17/04/2019 | domtotal.com

A reforma da Previdência e o retrocesso social

A PEC da Previdência diminui e extingue direitos fundamentais sociais, estritamente relacionados à efetividade dos direitos básicos e garantias individuais.

Dentre tantas mudanças normativas, destaca-se o aumento da idade mínima para aposentadoria do trabalhador, que será reajustada progressivamente a partir de 2024.
Dentre tantas mudanças normativas, destaca-se o aumento da idade mínima para aposentadoria do trabalhador, que será reajustada progressivamente a partir de 2024. (Pixabay)

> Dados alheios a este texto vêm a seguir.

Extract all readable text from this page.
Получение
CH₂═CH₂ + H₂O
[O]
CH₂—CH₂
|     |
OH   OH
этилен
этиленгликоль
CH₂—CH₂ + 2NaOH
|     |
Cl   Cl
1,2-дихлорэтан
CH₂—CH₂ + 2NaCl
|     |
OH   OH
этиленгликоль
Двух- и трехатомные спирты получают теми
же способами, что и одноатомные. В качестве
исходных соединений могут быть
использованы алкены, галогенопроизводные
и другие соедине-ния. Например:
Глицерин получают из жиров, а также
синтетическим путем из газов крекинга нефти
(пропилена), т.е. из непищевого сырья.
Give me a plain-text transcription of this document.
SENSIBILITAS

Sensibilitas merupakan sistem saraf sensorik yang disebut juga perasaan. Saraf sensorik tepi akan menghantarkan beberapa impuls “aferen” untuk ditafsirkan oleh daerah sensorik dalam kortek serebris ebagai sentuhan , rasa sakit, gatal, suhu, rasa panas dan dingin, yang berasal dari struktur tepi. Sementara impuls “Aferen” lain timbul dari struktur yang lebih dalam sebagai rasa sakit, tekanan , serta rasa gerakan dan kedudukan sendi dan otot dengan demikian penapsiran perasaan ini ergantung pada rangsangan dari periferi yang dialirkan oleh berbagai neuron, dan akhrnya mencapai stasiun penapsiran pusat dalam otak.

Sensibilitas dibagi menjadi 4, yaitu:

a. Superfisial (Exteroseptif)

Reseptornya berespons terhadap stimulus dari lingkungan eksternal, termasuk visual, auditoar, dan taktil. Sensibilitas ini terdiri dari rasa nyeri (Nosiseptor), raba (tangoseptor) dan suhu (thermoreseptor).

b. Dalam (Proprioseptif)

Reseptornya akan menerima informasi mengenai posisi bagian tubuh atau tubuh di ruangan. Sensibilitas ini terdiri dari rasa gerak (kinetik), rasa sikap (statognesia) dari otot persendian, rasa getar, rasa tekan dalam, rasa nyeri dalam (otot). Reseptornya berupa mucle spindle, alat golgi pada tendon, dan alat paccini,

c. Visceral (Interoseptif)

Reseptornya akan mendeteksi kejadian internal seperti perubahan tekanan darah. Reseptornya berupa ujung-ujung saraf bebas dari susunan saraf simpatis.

Por Thamires I. Pena Bramante*

Previdência é um direito social de segunda geração previsto na Constituição da República e que objetiva assegurar aos seus beneficiários, segurados e dependentes, recursos indispensáveis à manutenção em situações de riscos sociais, tal como a incapacidade, desemprego involuntário, idade avançada, tempo de serviço, encargos familiares, prisão e morte. Este sistema de proteção da cobertura dos riscos sociais tem um caráter contributivo e filiação obrigatória, de forma que o gozo dos benefícios sociais está vinculado à efetiva contribuição previdenciária. O regime de repartição simples, que atualmente rege a Previdência, é financiado por todos trabalhadores, com capacidade laboral ativa, de forma que aqueles acometidos de circunstâncias de risco são auxiliados financeiramente pelos recursos do órgão.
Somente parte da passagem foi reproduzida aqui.